Fuimos en autobús hasta Haymarket, tardó una eternidad, y después en tren hasta Harvard Square. Hacía más calor en la ciudad, y Lyndley cambió mi chaqueta por un par de sandalias de cuero trenzado a un mendigo hippy porque le dolían los pies. Pero las sandalias eran una talla más, así que iba descalza menos cuando entrábamos a alguna tienda, como la
grow shop
que encontró. Entonces, se ponía las sandalias y chancleteaba, haciendo ruidos parecidos a pequeños pedos mientras caminaba. Los chicos del mostrador lo estaban disfrutando de lo lindo, pero los chicos siempre disfrutaban de cualquier cosa que hiciese Lyndley porque era muy guapa; además, tenían los ojos muy rojos, así que creo que estaban fumados, lo que hace cualquier cosa divertida. Cada tanto, cuando el ruido era verdaderamente escandaloso, ella se ponía roja y decía «Perdón» o «
.Pardonnez-moi, s'il vous plaít
», y ellos estaban a punto de caerse de la silla. Cuando nos fuimos, Lyndley había conseguido un veinte por ciento de descuento en un sari de seda y un descuento total en unos librillos de papel de fumar que ellos fingieron no ver cómo ella se metía en el bolsillo. Consiguió todo eso porque le había prometido a uno de los chicos que le daría su número de teléfono; un buen trato, ya que Lyndley ni siquiera tenía teléfono. Ella esperaba que él lo olvidara, pero nos siguió a la calle con un bolígrafo, y Lyndley terminó apuntando el número de teléfono de Eva en el brazo del chaval.

—Eh, ¿cómo te llamas? —le gritó él a la espalda, tropezando con el bordillo mientras intentaba leer lo que tenía en el brazo.

—Eva Braun —respondió ella.

Lyndley creyó que aquello era muy divertido, pero el chaval no pilló la broma, y yo no me estaba riendo, no sólo porque no tenía ninguna gracia, sino porque además estaba empezando a enfadarme por lo de la chaqueta, aunque lo cierto es que no me gustaba especialmente. Incluso yo sabía que no cambias una chaqueta de cincuenta dólares por un par de sandalias que valen diez. Era estúpido y punto.

Cuando nos marchamos de allí, estaba segura de que Lyndley también se sentía mal por eso, porque me llevó a Marimekko, donde iba a comprarme algo, pero todo le parecía demasiado alegre, o en cualquier caso eso fue lo que me dijo, así que fuimos al muelle I, y ella compró cubrecamas indios para las dos. Iba a cortar el suyo y a hacer unos pantalones, dijo, porque Eva tenía una máquina de coser que podía utilizar.

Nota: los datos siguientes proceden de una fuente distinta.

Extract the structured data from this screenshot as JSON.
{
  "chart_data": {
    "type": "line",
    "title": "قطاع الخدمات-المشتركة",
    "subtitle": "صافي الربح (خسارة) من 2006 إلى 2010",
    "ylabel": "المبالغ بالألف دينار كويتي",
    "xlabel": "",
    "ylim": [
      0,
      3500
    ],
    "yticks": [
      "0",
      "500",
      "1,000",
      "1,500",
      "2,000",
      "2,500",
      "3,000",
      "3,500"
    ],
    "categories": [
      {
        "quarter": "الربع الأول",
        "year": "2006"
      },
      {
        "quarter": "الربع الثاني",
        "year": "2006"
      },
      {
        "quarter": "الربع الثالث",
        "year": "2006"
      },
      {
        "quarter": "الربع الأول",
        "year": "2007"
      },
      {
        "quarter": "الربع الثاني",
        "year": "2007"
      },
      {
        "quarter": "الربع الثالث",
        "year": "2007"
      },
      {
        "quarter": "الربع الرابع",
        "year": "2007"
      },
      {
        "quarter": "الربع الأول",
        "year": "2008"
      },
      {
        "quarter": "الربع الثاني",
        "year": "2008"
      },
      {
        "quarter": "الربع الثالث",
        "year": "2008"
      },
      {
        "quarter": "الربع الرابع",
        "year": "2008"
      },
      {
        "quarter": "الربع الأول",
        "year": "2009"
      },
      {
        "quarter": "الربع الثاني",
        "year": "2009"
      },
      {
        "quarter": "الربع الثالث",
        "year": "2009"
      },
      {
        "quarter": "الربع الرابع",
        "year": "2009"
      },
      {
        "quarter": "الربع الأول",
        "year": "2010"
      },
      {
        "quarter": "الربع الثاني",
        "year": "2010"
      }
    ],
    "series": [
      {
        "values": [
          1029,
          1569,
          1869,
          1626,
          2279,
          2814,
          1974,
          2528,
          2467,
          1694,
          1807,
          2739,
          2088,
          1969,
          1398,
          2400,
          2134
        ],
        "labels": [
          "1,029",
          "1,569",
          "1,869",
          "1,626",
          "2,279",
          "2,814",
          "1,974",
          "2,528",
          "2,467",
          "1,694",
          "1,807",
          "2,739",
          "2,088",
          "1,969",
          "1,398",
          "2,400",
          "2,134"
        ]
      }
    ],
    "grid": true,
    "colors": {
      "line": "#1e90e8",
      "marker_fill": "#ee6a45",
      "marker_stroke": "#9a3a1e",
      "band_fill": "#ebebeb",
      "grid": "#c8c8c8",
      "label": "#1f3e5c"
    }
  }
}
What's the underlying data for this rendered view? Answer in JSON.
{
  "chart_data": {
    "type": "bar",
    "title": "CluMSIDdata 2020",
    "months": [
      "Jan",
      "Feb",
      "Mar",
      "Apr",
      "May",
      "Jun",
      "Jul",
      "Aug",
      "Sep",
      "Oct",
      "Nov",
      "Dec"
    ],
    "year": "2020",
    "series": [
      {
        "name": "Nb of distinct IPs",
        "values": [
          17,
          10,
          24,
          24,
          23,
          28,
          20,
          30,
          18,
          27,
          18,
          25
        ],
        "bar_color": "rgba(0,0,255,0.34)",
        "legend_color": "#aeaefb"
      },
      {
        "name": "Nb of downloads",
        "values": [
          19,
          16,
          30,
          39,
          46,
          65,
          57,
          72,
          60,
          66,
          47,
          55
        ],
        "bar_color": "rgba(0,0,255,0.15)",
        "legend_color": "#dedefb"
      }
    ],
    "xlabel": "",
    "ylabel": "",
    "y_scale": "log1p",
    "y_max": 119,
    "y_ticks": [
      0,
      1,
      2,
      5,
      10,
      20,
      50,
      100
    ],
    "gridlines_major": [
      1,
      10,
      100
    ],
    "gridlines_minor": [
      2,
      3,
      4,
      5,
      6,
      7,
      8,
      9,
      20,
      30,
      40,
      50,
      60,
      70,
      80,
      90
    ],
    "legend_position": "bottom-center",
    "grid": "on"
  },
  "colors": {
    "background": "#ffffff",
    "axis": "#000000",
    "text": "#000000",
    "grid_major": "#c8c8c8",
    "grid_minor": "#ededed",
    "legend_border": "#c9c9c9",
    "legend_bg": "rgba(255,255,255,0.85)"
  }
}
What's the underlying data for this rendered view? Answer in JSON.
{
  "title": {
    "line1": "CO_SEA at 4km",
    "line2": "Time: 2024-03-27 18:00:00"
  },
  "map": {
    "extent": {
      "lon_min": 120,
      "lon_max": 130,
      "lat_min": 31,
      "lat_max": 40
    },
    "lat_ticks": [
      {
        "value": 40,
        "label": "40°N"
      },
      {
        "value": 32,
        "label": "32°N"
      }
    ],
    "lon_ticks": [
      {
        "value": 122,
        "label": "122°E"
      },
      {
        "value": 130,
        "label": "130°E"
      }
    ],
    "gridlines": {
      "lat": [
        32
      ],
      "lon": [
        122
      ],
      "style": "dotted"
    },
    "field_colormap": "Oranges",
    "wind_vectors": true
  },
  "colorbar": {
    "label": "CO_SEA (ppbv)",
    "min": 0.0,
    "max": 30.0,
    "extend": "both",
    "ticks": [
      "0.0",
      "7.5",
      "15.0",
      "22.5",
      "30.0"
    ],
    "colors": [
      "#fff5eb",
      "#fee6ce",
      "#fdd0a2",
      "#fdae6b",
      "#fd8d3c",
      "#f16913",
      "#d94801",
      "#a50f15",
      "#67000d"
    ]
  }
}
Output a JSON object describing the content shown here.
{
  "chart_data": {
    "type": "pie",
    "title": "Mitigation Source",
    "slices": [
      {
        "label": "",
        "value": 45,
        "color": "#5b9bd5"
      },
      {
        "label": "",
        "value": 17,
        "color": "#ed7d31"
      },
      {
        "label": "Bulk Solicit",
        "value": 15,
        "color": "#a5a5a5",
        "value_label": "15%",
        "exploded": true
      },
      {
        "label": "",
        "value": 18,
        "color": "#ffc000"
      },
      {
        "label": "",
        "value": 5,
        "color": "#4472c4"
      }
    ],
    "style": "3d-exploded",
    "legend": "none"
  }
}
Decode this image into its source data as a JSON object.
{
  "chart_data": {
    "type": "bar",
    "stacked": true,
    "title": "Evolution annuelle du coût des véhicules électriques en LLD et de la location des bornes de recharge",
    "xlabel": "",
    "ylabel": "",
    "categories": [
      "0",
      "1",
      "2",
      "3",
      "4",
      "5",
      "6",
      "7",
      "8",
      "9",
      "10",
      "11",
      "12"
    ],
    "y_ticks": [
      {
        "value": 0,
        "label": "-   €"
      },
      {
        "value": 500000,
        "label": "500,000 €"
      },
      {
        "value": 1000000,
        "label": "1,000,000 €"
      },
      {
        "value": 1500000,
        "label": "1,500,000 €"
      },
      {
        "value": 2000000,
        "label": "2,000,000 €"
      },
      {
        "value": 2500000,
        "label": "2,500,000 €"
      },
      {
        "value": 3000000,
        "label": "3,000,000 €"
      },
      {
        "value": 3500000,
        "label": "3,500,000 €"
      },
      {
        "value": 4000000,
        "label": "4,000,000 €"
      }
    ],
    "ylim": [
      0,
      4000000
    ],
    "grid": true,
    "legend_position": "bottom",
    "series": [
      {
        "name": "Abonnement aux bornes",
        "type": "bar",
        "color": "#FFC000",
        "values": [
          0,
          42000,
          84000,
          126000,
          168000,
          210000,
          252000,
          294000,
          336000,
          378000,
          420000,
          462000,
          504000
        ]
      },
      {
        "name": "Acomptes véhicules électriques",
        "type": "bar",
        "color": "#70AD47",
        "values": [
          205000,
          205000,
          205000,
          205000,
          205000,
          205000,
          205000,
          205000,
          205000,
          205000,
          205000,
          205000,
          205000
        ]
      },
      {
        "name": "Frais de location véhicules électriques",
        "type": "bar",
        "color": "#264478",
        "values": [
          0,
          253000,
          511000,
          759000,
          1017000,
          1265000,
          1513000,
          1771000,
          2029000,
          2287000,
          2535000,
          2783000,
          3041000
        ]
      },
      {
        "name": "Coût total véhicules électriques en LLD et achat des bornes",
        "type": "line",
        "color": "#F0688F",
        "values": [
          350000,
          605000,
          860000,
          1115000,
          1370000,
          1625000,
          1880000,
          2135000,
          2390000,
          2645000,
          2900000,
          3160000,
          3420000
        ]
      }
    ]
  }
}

Pero yo no tenía que hacerme un pantalón con el mío, añadió; podía quedármelo como cubrecama si quería.

En otra
grow shop
más adelante, vi un par de pendientes que eran realmente bonitos, y se los enseñé a Lyndley, que los compró también, pero no para mí, sino para ella. Me molestó que había sido yo quien los había descubierto, no que no me los comprara a mí —ya me había comprado demasiadas cosas—, pero sí que tuviera que comprarlos. Cuando me preguntó qué me parecían, le dije que le quedaban bien, pero ella se dio cuenta de que yo estaba enfadada.

—¿De dónde sacas tanto dinero? —pregunté.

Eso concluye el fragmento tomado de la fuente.